Commentaire rapide : C’est effarant de voir comment certains universitaires français sont colonisés par la régression philosémite nietzschéenne ambiante ; une nouvelle trahison des clercs.

En fait, il y a deux axiomes de départ possibles, l’égalité humaine ou l’inégalité et donc la souveraineté de droit divin ou celle émanant du peuple.

A partir de là, on n’obtient non pas un « récit , un roman ou une narration fictive – laissons cela à des pitres avérés tels BHL – mais bien une démonstration du devenir vers l’émancipation humaine. Depuis Vico et Marx ce résultat est obtenu au moyen de méthodes objectives et scientifiques. Voir le triptyque de l’émancipation énoncé par Marx dans son exemplaire Question juive dans la Sainte Famille, à savoir l’émancipation politique – souveraineté du peuple, démocratie -,l’émancipation religieuse – laïcité – et finalement l’émancipation humaine – c.-à-d. le communisme soit la possibilité pour tout individu de décider par lui-même puisque les conditions matérielles – y compris l’éducation et les institutions – nécessaires pour ce faire seront garanties à tous selon leurs besoins par la communauté.

Et l’axiome de départ ? Seul celui de l’égalité est scientifiquement recevable, la preuve en est que sans cette égalité – y compris en tenant compte de la différence superficielle de genre pour une espèce fondée sur la reproduction sexuée – l’espèce humaine n’existerait pas en tant qu’espèce. Hegel le dit différemment en soulignant l’espace intersubjectif sans lequel aucun discours ne serait possible.

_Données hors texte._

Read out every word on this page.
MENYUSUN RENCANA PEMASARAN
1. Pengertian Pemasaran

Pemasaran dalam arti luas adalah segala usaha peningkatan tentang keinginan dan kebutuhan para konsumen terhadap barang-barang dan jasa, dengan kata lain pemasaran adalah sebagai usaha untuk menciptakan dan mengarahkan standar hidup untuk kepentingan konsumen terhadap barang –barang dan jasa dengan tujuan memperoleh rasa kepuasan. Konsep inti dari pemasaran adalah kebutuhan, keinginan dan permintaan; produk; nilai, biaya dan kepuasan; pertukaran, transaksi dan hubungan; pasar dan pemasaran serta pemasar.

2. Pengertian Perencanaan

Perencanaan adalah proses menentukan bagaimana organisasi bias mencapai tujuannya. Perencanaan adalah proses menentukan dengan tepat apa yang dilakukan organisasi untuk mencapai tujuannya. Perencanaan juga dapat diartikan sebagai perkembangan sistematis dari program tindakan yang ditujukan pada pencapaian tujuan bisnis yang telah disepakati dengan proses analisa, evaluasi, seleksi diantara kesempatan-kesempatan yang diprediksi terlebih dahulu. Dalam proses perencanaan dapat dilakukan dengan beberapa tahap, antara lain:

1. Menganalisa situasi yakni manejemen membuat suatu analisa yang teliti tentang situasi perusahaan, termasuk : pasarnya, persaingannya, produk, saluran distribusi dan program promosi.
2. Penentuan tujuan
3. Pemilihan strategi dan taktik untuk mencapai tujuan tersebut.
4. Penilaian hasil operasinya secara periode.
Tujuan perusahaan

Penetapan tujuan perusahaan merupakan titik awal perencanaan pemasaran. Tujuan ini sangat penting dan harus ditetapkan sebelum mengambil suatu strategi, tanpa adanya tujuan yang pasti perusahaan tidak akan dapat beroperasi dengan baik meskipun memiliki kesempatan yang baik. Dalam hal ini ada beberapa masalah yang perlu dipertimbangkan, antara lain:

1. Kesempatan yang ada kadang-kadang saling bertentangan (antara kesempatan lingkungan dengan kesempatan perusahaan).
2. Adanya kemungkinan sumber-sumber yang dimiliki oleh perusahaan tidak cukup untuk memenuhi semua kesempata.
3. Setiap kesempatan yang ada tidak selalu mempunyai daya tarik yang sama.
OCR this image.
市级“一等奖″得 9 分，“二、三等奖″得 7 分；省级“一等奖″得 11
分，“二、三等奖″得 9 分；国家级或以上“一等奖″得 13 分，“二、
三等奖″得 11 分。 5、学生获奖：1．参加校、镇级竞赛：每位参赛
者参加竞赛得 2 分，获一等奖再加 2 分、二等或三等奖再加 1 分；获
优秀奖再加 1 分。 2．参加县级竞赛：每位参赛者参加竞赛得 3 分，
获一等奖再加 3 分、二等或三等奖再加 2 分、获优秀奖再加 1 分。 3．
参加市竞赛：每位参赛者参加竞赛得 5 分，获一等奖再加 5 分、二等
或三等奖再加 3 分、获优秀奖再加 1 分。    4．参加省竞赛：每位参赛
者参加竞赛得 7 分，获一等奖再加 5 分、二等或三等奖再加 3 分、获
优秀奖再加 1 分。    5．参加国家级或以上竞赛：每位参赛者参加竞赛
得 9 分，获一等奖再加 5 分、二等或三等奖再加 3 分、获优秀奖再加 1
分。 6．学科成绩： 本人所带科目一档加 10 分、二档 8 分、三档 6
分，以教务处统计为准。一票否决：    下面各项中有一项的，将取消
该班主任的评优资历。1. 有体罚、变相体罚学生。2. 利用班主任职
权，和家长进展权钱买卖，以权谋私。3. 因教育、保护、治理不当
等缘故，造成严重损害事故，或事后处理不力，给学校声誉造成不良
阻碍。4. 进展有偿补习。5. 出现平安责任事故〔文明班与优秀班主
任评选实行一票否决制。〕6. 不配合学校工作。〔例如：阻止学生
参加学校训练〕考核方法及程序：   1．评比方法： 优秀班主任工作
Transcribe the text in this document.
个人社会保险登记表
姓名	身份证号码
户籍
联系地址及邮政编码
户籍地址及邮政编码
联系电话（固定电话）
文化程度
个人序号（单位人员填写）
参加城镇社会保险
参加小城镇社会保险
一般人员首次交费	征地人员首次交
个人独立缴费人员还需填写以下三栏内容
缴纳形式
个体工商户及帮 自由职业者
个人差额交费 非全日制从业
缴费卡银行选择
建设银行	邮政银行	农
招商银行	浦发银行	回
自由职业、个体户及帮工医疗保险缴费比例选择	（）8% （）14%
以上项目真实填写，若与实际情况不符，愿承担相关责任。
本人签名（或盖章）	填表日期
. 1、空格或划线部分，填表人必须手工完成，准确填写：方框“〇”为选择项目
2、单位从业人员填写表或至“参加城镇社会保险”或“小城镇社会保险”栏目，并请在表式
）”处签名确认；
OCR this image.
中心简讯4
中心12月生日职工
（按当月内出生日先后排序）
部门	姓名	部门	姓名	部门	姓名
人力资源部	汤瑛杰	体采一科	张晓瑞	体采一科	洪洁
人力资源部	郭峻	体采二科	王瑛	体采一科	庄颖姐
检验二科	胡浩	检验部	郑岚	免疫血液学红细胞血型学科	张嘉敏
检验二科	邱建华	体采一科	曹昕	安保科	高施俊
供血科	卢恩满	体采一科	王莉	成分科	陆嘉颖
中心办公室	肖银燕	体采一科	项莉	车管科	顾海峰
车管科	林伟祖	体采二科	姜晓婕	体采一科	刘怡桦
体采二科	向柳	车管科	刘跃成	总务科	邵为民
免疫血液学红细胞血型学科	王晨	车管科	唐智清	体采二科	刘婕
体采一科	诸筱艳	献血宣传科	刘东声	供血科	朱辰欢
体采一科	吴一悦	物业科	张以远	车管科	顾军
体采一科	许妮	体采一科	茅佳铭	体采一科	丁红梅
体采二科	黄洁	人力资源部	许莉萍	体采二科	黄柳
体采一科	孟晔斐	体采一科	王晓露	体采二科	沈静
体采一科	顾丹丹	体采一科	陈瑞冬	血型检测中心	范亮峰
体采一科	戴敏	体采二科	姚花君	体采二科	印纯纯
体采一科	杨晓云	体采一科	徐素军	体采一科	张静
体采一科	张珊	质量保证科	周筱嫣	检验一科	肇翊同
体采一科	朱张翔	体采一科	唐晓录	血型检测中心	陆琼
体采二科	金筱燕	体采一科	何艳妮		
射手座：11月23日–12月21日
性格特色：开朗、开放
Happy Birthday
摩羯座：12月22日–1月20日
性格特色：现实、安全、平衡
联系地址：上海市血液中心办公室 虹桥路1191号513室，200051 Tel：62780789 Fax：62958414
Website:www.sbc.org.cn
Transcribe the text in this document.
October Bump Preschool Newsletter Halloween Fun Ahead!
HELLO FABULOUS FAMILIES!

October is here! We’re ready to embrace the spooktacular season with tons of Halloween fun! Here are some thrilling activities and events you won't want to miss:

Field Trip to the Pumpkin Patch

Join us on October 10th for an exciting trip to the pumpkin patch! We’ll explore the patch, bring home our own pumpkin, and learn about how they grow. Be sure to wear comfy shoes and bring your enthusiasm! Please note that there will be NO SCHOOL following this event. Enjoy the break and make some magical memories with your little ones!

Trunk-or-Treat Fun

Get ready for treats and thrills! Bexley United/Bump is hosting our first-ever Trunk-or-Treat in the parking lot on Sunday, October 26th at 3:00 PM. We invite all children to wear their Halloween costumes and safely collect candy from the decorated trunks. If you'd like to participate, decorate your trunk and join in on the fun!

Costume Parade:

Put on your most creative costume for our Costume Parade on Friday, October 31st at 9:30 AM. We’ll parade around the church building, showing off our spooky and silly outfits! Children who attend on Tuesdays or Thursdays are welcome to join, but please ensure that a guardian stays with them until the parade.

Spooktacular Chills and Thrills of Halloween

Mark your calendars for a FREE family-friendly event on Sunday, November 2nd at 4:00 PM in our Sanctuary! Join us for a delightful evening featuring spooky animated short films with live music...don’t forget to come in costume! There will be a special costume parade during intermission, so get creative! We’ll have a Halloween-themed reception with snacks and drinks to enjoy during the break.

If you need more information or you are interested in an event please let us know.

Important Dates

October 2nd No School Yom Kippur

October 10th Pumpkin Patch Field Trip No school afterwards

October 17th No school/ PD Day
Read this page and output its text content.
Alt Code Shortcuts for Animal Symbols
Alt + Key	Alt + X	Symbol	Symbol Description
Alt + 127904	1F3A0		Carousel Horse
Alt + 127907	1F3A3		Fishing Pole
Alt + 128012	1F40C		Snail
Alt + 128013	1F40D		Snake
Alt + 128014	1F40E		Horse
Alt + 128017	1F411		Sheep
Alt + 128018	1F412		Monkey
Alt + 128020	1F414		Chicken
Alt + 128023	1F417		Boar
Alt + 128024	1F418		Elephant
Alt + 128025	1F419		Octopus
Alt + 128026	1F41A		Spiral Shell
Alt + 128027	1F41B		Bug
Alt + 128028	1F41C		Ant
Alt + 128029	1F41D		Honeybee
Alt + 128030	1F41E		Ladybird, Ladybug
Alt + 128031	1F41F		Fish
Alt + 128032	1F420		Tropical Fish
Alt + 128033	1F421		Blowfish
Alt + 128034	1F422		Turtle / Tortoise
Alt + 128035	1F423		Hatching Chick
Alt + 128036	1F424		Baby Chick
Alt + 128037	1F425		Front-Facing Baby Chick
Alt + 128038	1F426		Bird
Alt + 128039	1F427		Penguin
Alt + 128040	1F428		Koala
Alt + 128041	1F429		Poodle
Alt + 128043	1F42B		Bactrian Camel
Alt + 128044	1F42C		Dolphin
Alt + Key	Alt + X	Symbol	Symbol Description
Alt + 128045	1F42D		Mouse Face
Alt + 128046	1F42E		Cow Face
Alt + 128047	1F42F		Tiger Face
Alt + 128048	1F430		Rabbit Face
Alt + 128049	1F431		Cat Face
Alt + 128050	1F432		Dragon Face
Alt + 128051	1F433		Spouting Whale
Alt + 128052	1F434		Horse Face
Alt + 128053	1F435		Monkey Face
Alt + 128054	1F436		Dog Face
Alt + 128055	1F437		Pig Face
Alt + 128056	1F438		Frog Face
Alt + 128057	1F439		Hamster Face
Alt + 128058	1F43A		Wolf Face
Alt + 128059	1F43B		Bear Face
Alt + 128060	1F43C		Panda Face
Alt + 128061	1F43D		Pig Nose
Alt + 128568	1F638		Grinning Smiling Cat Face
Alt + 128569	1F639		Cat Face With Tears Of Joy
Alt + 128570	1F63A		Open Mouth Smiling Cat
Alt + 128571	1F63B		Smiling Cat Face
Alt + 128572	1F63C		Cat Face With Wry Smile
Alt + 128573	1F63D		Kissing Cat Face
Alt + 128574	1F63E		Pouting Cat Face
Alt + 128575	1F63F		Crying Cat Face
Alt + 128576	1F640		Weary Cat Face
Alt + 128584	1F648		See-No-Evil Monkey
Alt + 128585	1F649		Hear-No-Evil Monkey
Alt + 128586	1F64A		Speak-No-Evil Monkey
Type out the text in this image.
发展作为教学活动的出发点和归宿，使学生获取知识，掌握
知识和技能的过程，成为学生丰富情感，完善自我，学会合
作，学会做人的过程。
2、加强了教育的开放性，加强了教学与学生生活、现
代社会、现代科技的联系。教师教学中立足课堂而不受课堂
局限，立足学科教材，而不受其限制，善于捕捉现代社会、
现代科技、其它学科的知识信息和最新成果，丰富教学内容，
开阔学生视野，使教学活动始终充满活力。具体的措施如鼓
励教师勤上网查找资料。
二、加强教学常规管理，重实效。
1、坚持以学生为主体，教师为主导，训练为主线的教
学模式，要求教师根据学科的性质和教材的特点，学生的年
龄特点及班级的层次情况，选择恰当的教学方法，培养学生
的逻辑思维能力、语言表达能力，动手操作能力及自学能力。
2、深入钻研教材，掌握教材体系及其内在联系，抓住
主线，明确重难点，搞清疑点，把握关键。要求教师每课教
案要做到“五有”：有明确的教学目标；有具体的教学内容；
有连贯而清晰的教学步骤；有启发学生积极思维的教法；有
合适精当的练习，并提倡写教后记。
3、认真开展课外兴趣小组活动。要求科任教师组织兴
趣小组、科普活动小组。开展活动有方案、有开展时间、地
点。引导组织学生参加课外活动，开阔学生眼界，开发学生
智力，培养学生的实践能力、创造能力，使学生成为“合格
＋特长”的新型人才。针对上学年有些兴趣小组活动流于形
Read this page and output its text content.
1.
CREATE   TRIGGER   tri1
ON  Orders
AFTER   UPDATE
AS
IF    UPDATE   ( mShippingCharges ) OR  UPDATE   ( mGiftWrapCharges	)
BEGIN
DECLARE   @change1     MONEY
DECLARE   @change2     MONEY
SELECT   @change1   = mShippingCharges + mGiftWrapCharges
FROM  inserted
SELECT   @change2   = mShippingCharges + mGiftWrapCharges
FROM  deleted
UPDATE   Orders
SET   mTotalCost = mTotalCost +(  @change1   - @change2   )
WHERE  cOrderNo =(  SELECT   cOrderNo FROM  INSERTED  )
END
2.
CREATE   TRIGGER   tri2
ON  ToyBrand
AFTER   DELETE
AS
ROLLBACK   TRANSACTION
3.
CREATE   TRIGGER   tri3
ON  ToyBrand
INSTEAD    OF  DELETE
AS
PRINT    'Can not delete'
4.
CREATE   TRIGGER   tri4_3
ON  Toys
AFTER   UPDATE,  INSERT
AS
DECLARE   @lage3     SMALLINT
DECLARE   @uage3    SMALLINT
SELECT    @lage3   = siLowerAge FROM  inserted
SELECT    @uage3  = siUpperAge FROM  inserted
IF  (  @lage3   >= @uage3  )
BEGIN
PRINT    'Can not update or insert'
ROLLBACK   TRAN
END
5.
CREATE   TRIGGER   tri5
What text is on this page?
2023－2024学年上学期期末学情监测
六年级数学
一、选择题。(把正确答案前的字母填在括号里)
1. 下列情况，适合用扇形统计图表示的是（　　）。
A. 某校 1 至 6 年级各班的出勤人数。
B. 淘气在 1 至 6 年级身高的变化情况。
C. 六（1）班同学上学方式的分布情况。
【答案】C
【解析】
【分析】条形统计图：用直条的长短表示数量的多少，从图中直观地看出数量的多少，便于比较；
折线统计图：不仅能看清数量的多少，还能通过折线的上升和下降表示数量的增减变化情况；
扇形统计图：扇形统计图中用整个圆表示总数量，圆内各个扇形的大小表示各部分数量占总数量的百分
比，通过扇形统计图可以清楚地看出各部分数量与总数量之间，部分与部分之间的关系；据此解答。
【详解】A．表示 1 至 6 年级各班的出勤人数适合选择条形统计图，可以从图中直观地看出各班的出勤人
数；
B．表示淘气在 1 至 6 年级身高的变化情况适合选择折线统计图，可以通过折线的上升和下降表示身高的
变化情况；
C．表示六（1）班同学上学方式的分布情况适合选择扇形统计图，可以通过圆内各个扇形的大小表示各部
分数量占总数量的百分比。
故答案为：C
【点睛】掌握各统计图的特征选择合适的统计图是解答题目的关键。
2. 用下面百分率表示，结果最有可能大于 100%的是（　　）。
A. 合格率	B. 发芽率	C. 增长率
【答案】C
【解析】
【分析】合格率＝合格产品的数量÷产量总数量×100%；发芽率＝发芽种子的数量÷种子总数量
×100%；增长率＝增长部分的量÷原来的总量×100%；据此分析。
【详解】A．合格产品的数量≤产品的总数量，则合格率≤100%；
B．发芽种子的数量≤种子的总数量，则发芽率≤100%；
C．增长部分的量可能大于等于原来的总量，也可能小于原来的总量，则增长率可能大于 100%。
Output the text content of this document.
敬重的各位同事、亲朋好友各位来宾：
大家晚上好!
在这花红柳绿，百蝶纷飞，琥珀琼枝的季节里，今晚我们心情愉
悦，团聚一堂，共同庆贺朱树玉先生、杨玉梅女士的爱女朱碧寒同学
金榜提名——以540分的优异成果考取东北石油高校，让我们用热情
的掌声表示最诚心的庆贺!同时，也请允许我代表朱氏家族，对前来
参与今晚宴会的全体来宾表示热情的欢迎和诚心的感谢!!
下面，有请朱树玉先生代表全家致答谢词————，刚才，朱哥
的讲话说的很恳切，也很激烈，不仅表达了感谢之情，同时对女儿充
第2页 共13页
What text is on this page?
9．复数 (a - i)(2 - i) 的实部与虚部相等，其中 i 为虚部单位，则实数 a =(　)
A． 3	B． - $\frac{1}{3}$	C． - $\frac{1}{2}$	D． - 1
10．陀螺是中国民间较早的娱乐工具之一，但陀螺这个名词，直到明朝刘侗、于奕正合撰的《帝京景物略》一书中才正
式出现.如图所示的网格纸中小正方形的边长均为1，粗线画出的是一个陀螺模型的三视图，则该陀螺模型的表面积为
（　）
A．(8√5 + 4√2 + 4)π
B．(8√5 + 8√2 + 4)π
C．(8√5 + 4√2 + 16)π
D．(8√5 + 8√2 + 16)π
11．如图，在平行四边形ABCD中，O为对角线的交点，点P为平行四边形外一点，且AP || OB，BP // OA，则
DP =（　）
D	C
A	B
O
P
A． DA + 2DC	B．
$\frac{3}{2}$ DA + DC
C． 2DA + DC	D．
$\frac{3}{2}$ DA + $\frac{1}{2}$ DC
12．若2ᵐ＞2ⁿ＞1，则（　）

Cela dit, ce devenir émancipateur est sujet aux aléas de la lutte de classe et donc des périodes de progression et d’autres, comme aujourd’hui en France, en Italie et ailleurs, de forte régression, y compris du point de vue éthico-politique. Cette régression est causée par le « retour » fabriqué par les dirigeants à l’idéologie de l’élection auto-conférée de quelques-uns. Or si l’égalité est sacrée, l’élection exclusive est un crime commis contre tous.

Ceux qui veulent tout subjectiver en ne parlant que de narrations sont les mêmes que ceux qui, dangereusement pour eux-mêmes, prétendent que « la laïcité est une idéologie comme une autre » – la force du nombre, c’est-à-dire la démocratie est la hantise de Nietzsche et de tous ces gens-là, on devine aisément pourquoi . Leur chutzpah leur en fait oublier jusqu’à leur théorie des eternels retours qui, de fait, falsifie celle des corsi et ricorsi proposée par G. Vico …

Alors prenons Michelet – ou Alexandre Dumas père. Les deux étaient aimés par Marx autant que Shakespeare. Michelet connaît bien Joachim de Flore – comme du reste E. Renan – et sa théorie de la sécularisation de l’Esprit ; il connaît également bien Vico et sa Scienza nuova, libre essentiel qui fonde l’Histoire comme science ce que Marx reconnaitra comme en témoigne Paul Lafargue. Il connaît également Hegel quoiqu’il en donnera un modèle utile mais simplifié, à savoir thèse, antithèse, synthèse.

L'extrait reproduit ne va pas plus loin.